Last month @maubagnato and I completed our first experience of holding a dedicated class about Agile SW development in the Computer Science degree course at University of Salerno.
What a great time interacting with clever guys eager to learn and experiment new things!
It was long ago we started discussing the opportunity of sharing some of our learning and experience with our local university where we hire most of our people from, since we found essential to instill a culture of agility into the new generation of students, who, after more than 10 years from signing the Agile Manifesto, are still taught mostly traditional SW development techniques and lack an accurate introduction into state-of-the-art methods and practices.
Consider that almost no student we met knew even the name “Scrum” before we taught them.
So last year we managed to convince an interested professor to give us 10% of his 60-hours SW engineering class to talk about Scrum and SW craftsmanship.
The response from the students was so enthusiastic, that rumors flew very fast around and another illuminated professor came with the idea of organizing a 20-hours class about Agile, containing all subjects we considered important.
It was the chance we were waiting for.
So we designed our class, which we named “Agile methods and practices”.
Yes, because that’s what we think an Agile team needs to be successful: using an effective method like Scrum to organize the work, but at the same time master effective practices to get the job done.
That’s why we decided to present Scrum in the first half of the course (where we could leverage on our 400+ class hours experience in teaching Scrum to Teams and Product Owners) as a simple, effective and educational framework to help a group of people become a high-performing agile team.

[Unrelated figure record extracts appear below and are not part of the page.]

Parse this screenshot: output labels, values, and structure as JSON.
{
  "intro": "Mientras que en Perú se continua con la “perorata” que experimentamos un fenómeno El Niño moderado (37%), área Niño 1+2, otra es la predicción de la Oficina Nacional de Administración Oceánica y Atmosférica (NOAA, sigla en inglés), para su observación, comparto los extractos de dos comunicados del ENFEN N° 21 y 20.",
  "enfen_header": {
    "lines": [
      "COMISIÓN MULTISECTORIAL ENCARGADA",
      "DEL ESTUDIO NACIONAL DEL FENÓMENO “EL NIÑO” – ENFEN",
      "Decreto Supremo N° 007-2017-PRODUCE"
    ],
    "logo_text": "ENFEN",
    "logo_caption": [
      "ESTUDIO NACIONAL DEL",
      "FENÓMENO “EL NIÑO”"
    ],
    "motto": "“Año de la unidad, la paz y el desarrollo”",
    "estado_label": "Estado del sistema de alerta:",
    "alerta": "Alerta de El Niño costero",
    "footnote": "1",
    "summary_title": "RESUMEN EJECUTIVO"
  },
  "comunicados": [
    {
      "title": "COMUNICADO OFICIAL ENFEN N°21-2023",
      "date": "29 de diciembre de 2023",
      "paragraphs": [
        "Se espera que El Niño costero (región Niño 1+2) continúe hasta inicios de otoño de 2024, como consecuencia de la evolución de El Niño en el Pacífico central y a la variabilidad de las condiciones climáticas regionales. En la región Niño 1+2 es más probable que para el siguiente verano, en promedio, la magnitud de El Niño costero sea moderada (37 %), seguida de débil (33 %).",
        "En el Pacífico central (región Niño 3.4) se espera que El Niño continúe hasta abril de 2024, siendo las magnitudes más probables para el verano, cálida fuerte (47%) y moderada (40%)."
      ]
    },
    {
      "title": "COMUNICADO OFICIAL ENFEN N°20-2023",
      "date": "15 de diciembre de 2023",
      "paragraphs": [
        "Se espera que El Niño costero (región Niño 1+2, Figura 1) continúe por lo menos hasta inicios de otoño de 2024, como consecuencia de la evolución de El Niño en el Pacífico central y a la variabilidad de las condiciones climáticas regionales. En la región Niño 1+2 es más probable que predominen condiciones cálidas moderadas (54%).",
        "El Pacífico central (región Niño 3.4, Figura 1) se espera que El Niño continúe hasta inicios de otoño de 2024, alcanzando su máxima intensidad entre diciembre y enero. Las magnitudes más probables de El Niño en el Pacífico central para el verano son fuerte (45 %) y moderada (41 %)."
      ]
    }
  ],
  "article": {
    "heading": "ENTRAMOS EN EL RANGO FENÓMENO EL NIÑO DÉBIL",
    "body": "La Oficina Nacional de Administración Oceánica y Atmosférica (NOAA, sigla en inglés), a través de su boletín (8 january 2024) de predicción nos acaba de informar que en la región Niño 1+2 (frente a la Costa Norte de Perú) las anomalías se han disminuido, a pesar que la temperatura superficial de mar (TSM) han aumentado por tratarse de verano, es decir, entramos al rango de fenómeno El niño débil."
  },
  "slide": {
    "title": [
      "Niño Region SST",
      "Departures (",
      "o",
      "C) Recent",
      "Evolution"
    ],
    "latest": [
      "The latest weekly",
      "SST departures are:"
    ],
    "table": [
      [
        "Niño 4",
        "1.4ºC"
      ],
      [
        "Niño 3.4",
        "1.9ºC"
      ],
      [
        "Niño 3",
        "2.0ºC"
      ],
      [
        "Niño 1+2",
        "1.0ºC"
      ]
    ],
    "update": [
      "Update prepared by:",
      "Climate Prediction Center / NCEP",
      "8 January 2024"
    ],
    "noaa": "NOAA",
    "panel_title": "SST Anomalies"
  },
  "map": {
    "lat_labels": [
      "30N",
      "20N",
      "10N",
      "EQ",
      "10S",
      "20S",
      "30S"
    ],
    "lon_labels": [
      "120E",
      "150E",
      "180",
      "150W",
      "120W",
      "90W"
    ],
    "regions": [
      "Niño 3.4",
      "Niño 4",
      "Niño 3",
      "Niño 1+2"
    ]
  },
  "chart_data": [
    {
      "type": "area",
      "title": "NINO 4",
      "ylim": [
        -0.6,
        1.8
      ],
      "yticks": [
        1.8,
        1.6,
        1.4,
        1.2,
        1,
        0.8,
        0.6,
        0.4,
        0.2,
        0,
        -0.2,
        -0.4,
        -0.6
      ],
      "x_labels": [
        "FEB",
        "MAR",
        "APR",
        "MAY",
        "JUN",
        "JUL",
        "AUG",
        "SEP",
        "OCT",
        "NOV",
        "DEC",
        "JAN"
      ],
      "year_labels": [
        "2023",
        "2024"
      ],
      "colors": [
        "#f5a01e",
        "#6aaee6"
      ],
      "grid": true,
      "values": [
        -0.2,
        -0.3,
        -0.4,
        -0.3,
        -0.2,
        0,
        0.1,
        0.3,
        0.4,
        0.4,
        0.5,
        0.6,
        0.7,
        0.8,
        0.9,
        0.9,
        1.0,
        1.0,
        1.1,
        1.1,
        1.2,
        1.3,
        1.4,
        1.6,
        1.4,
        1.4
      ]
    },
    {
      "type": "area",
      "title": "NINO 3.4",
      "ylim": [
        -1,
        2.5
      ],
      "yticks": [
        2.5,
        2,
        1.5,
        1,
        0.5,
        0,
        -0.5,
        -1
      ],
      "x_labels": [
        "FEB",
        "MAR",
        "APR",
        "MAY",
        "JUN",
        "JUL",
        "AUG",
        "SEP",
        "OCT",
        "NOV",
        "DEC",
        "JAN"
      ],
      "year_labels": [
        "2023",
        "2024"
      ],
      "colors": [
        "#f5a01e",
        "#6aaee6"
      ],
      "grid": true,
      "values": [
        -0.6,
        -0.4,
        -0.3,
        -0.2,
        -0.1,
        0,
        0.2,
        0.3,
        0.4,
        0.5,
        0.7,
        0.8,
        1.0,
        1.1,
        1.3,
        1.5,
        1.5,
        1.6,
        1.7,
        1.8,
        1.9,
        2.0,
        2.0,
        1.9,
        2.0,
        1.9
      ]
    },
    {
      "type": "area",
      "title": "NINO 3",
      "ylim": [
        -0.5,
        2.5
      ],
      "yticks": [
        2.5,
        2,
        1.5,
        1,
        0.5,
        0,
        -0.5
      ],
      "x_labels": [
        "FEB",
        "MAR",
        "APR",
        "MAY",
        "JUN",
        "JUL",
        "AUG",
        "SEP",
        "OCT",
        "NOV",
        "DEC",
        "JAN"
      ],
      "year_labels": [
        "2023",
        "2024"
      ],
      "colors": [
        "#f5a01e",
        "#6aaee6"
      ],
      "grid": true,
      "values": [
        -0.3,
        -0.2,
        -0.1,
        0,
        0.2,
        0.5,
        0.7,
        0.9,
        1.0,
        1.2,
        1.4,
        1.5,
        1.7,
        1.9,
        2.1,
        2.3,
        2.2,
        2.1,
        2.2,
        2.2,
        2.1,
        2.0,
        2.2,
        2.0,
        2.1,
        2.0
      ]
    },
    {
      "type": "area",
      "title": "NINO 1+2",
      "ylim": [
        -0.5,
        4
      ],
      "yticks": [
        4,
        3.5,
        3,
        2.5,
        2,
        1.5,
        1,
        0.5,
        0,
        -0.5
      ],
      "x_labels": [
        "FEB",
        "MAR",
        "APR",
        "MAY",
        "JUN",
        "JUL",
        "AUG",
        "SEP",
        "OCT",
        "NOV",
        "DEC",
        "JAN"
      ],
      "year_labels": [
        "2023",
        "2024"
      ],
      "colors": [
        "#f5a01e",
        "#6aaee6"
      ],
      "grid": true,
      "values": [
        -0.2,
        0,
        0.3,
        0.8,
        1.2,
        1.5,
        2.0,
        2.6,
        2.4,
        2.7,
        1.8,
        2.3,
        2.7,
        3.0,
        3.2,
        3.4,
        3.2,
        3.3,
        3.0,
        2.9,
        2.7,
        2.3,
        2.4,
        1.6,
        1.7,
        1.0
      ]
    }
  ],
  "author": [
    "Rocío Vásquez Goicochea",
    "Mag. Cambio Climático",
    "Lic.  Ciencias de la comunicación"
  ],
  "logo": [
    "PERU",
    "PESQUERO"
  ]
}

However, being very conscious that Scrum is not enough to sustain an effective agile SW development, we wanted to spend at least the same amount of time to explore together “The Land that Scrum forgot”.
But how to do that?
But how to do that?
While teaching and coaching our Scrum teams on SW craftsmanship, we realized how difficult is for people used to develop SW with a traditional approach even imagine how it can be possible to have an emerging architecture, or doing the analysis by writing Acceptance Tests or writing iteratively Unit Tests before even thinking at the code and continuously re-factor the code.
Therefore we needed to create a consistent story!
Our approach was then to zoom inside a Sprint and practically show how a selection of agile methods and practices could be used effectively to transform a User Story in a potentially shippable product increment.
Yes, because this is the real challenge for a Scrum team: get a bunch of User Stories done without doing a mini-waterfall inside the Sprint.
The framework we proposed during the lectures was the following:
- Use Behaviour Driven Development to collaboratively write Acceptance Test scenarios out of a User Story
- Use Test Driven Development and Pair Programming to write the minimum amount of code to make a single Acceptance Test passed
- Use Continuous Integration to make sure you always have a potentially shippable product increment
- Repeat the approach iteratively until all Acceptance Tests are passed and then all User Stories are done
We did this by assigning them a real SW project to develop in teams, partly during the lectures and partly as homework.
Obviously our ambition could not be to make them learn these practices in few hours, but mainly to create awareness and stimulate curiosity about alternative ways of thinking about SW development than what they are taught everyday. However what some of them achieved, regardless the small amount of time available was really incredible, as one can smell from this link.
Given the feedback we got from the students, the class was appreciated, also because of the interactive teaching techniques we used to get the content through.